The election is finally over and we can all get back to our lives. For me, as an outsider looking in, the most egregious and precarious part of the show was, and is, the fatal divergence between what is and what a large part of the electorate claims to be. You can of course argue that the party of reality denialists lost and all is well, but what does it say about the state of the Union?
It’s a natural part of negotiations, of politics and all human interactions to disagree. But to challenge the most common understandings, the most basic facts of the world around us and to assign whatever meaning you like to the words you use, is a irrevocable breach of trust and respect between human beings, and in my opinion, a symptom of something far worse. This decline of striving for honesty and refusal to accept broadly agreed, well truths, reeks of desperation. And that is never a good thing, in fact, it’s dangerous. This descent did not happen overnight. Profound changes like this never do. They creep up on you, slowly and incrementally. One small utterance at a time. And remember, all to many of these are carefully premeditated and made by choice.

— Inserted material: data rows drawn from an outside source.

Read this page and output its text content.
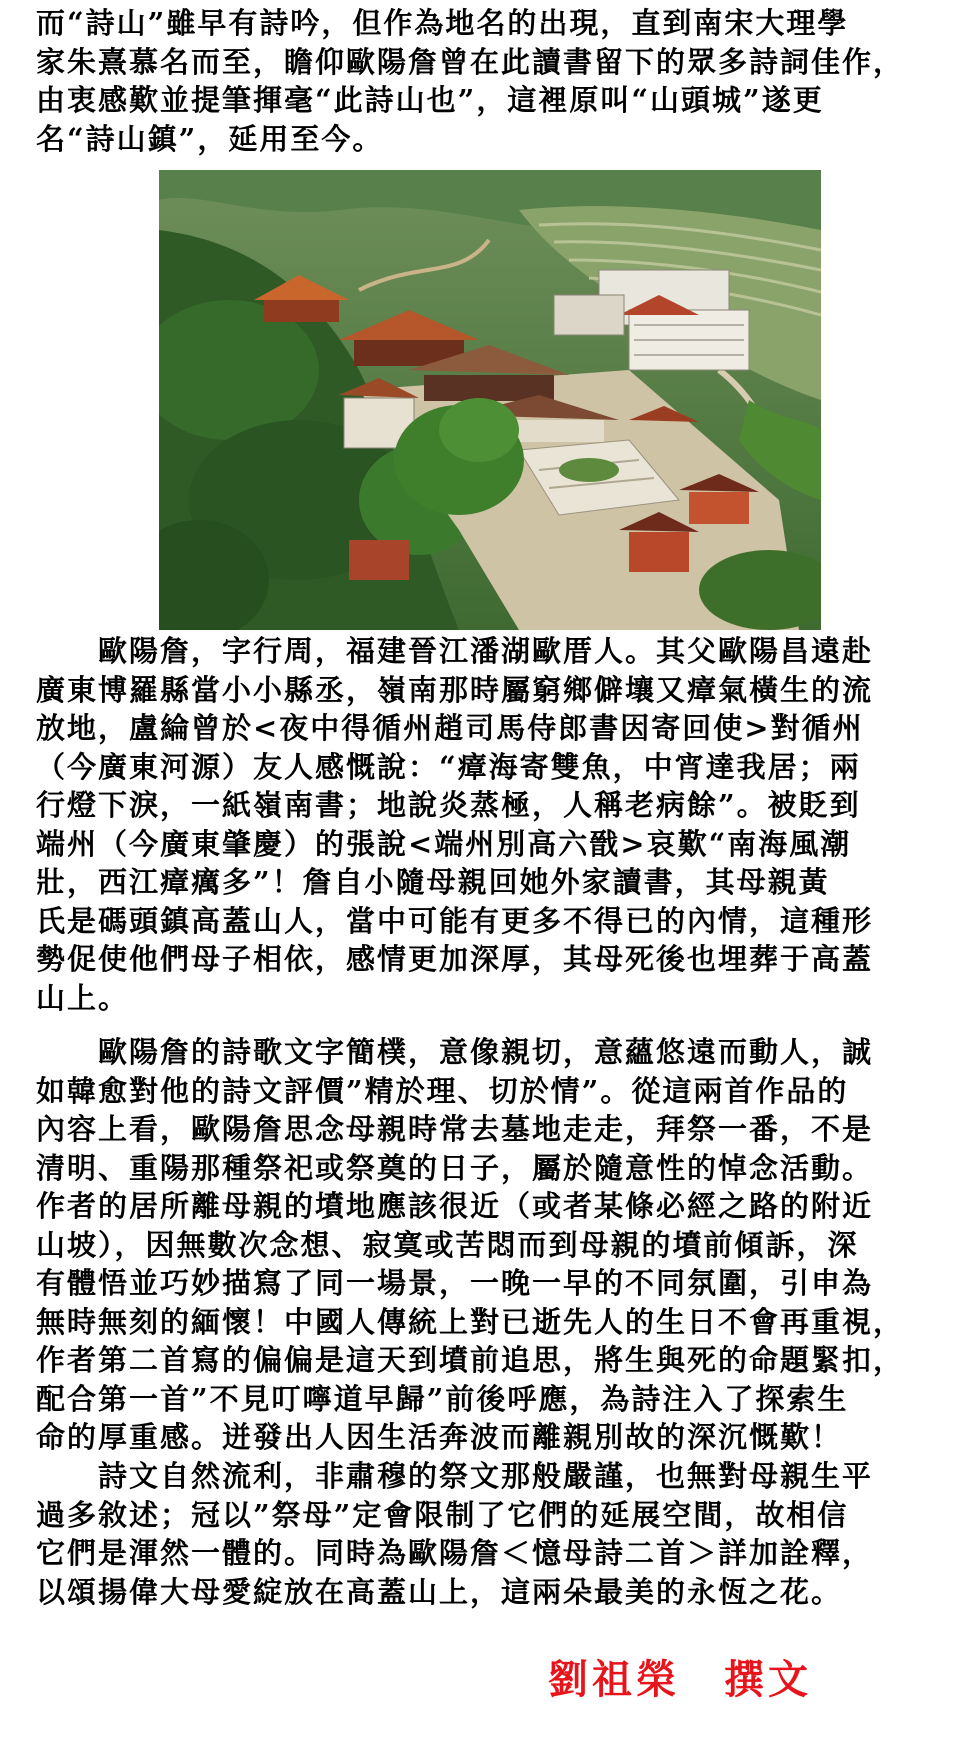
而“詩山”雖早有詩吟，但作為地名的出現，直到南宋大理學
家朱熹慕名而至，瞻仰歐陽詹曾在此讀書留下的眾多詩詞佳作，
由衷感歎並提筆揮毫“此詩山也”，這裡原叫“山頭城”遂更
名“詩山鎮”，延用至今。
　　歐陽詹，字行周，福建晉江潘湖歐厝人。其父歐陽昌遠赴
廣東博羅縣當小小縣丞，嶺南那時屬窮鄉僻壤又瘴氣橫生的流
放地，盧綸曾於<夜中得循州趙司馬侍郎書因寄回使>對循州
（今廣東河源）友人感慨說：“瘴海寄雙魚，中宵達我居；兩
行燈下淚，一紙嶺南書；地說炎蒸極，人稱老病餘”。被貶到
端州（今廣東肇慶）的張說<端州別高六戩>哀歎“南海風潮
壯，西江瘴癘多”！詹自小隨母親回她外家讀書，其母親黃
氏是碼頭鎮高蓋山人，當中可能有更多不得已的內情，這種形
勢促使他們母子相依，感情更加深厚，其母死後也埋葬于高蓋
山上。
　　歐陽詹的詩歌文字簡樸，意像親切，意蘊悠遠而動人，誠
如韓愈對他的詩文評價”精於理、切於情”。從這兩首作品的
內容上看，歐陽詹思念母親時常去墓地走走，拜祭一番，不是
清明、重陽那種祭祀或祭奠的日子，屬於隨意性的悼念活動。
作者的居所離母親的墳地應該很近（或者某條必經之路的附近
山坡），因無數次念想、寂寞或苦悶而到母親的墳前傾訴，深
有體悟並巧妙描寫了同一場景，一晚一早的不同氛圍，引申為
無時無刻的緬懷！中國人傳統上對已逝先人的生日不會再重視，
作者第二首寫的偏偏是這天到墳前追思，將生與死的命題緊扣，
配合第一首”不見叮嚀道早歸”前後呼應，為詩注入了探索生
命的厚重感。迸發出人因生活奔波而離親別故的深沉慨歎！
　　詩文自然流利，非肅穆的祭文那般嚴謹，也無對母親生平
過多敘述；冠以”祭母”定會限制了它們的延展空間，故相信
它們是渾然一體的。同時為歐陽詹＜憶母詩二首＞詳加詮釋，
以頌揚偉大母愛綻放在高蓋山上，這兩朵最美的永恆之花。
劉祖榮　撰文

When The Onion first published this brilliant piece of satire, I laughed harder and harder for every paragraph I read. When reading it now, after all is done but perhaps not said, somehow what I earlier thought hilariously funny, now feels ominous. The reason is simple. The very thing that’s being so expertly lampooned, suddenly looks too close to the very thing it’s making fun of, to be funny.
“CHARLOTTE, NC—With the savage roar of the heathen Democratic horde rising all around him, President Barack Obama delivered an incendiary speech to close his party’s national convention Thursday night, commanding the ultraprogressive minions in attendance to help him “destroy Jesus and usher in a new age of liberal darkness that shall reign o’er the earth for a thousand years.”
The thunderous 45-minute address—during which the president argued for a second term so that he could “finally kill Jesus once and for all, as well as all those who worship him”—was well received by the frenzied, wild-eyed audience, whose piercing chants of “Four more years!” and “Slaughter the believers!” echoed throughout the Time Warner Cable Arena.”